Ethanol, anhydrous denatured, histological grade (100% and 95%)
Deionized water (dH2O)
Hematoxylin (optional)
Wash Buffer: 1X TBS/0.1% Tween-20 (1X TBST): To prepare 1 L add 100 ml 10X TBS to 900 ml dH2O. Add 1 ml Tween-20 and mix. 10X Tris Buffered Saline (TBS): (#9997) To prepare 1 L add 24.2 g Trizma base (C4H11NO3) and 80 g sodium chloride (NaCl) to 1 L dH2O. Adjust pH to 7.6 with concentrated HCl.
Antigen Unmasking: TE: 10 mM Tris/1 mM EDTA, pH 9.0: To prepare 1L add 1.21 g Trizma base (C4H11NO3) and 0.372 g EDTA (C10H14N2O8Na2•2H2O) to 950 ml dH2O. Adjust pH to 9.0, then adjust final volume to 1000 ml with dH2O.
3% Hydrogen Peroxide: To prepare, add 10 ml 30% H2O2 to 90 ml dH2O.
Blocking Solution: TBST/5% normal goat serum (#5425): to 5ml 1X TBST add 250 µl normal goat serum.
DAB Reagent or suitable substrate: Prepare according to manufacturer’s recommendations.
B. Deparaffinization/Rehydration
NOTE: Do not allow slides to dry at any time during this procedure.
Deparaffinize/hydrate sections:
Incubate sections in three washes of xylene for 5 minutes each.
Incubate sections in two washes of 100% ethanol for 10 minutes each.
Incubate sections in two washes of 95% ethanol for 10 minutes each.
Wash sections twice in dH2O for 5 minutes each.
C. Antigen Unmasking
Bring slides to a boil in 10 mM TE/1 mM EDTA, pH 9.0 then maintain at a sub-boiling temperature for 18 minutes. Cool on the bench for 30 minutes.
D. Staining
Wash sections in dH2O three times for 5 minutes each.
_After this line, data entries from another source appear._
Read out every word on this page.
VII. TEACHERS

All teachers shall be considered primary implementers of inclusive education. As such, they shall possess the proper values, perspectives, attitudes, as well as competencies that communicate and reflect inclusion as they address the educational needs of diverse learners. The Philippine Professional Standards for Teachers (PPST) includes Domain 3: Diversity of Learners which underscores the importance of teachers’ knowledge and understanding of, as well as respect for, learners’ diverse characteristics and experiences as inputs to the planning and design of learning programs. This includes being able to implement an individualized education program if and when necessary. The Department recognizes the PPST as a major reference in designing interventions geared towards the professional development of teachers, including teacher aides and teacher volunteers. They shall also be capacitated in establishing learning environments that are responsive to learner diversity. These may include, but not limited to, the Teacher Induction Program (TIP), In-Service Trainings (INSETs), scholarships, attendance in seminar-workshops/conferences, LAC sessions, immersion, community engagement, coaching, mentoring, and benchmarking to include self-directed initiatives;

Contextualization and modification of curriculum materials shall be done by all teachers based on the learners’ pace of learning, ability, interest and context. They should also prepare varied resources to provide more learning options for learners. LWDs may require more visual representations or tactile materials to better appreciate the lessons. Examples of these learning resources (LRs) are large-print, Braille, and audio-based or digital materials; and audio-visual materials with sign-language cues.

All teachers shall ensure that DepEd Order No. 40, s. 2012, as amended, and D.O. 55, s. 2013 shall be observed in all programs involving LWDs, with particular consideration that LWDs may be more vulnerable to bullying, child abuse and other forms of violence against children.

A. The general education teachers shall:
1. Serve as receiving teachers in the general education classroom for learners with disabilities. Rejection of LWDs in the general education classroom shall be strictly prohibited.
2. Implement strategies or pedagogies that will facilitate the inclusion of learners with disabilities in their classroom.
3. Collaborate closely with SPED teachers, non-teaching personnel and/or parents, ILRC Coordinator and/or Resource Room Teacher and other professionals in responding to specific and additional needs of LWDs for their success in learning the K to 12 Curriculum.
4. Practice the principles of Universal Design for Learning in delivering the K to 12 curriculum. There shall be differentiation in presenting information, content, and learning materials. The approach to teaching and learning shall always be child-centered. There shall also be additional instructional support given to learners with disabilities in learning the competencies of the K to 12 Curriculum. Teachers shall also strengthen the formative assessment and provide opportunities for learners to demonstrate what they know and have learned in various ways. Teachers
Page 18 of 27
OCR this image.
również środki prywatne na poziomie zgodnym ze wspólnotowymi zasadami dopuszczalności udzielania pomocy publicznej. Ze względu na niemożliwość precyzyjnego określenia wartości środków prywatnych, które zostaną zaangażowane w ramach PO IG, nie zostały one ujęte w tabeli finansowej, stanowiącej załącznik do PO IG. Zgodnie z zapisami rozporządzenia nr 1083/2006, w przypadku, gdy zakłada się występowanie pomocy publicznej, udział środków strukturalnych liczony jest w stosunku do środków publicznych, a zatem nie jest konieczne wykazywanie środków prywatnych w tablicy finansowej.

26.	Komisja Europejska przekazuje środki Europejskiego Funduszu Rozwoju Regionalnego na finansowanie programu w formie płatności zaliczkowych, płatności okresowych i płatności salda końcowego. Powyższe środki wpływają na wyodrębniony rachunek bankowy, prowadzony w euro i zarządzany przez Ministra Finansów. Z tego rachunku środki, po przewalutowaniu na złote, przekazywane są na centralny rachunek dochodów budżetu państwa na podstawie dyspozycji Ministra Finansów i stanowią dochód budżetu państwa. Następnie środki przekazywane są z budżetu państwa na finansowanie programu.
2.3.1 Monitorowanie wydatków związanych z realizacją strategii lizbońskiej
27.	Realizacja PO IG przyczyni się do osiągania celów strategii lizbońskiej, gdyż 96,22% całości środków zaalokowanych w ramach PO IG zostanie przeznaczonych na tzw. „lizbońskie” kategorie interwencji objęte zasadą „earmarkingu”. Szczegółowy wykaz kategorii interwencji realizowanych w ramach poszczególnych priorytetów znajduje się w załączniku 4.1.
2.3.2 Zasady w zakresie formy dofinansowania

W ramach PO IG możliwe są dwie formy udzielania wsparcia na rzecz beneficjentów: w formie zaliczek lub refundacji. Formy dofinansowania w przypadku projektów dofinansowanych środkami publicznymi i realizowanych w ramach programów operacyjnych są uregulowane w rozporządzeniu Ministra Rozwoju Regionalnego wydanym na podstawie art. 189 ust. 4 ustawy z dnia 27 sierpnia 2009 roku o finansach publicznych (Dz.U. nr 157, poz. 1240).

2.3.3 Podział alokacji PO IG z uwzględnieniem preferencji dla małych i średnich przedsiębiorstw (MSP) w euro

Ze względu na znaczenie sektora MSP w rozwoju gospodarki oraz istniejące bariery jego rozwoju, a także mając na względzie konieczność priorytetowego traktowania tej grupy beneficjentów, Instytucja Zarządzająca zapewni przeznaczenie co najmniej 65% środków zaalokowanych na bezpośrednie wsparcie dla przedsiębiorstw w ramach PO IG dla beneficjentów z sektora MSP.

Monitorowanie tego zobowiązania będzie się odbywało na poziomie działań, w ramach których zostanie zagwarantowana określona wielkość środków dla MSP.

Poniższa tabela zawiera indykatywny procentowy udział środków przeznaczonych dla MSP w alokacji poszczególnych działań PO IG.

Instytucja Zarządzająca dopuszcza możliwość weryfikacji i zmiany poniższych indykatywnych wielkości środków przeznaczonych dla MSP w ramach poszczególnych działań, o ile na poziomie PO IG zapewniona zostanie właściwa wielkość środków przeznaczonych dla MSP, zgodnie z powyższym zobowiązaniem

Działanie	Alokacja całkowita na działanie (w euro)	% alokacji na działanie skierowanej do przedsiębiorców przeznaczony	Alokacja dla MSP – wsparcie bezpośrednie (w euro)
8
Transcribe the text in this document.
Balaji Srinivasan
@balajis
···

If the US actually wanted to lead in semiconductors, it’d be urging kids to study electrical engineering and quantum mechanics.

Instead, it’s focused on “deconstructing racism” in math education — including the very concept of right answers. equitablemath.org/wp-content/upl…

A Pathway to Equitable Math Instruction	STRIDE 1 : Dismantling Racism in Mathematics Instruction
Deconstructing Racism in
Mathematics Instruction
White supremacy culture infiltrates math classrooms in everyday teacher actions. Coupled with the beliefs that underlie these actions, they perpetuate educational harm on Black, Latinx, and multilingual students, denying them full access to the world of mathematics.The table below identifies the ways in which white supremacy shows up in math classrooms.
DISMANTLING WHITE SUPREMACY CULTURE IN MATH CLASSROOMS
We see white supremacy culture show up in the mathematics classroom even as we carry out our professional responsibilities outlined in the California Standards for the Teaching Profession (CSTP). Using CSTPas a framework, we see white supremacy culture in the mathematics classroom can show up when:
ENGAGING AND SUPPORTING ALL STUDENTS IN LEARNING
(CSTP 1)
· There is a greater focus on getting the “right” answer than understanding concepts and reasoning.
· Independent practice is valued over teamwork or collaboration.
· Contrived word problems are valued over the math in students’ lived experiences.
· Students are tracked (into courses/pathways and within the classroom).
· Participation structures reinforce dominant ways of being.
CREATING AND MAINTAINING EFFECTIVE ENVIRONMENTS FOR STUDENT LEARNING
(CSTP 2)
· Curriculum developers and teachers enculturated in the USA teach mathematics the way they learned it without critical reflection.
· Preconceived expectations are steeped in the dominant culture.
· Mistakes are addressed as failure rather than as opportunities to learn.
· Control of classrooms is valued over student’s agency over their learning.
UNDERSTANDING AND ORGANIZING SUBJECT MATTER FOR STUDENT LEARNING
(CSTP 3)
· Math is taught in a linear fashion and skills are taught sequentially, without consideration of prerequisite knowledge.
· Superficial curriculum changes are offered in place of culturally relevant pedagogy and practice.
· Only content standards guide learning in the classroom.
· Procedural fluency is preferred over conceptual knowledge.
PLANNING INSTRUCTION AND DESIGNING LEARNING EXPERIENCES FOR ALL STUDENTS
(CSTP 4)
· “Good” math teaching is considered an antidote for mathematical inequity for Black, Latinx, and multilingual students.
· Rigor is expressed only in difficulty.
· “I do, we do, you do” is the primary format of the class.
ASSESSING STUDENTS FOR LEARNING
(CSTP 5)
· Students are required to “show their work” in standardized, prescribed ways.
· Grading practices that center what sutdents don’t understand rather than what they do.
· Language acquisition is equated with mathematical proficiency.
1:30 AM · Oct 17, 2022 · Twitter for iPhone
Incubate sections in 3% hydrogen peroxide for 10 minutes.
Wash sections in dH2O twice for 5 minutes each.
Wash section in wash buffer for 5 minutes.
Block each section with 100–400 µl blocking solution for 1 hour at room temperature.
Remove blocking solution and add 100–400 µl primary antibody diluted in recommended antibody diluent to each section. Incubate 30 minutes at room temperature.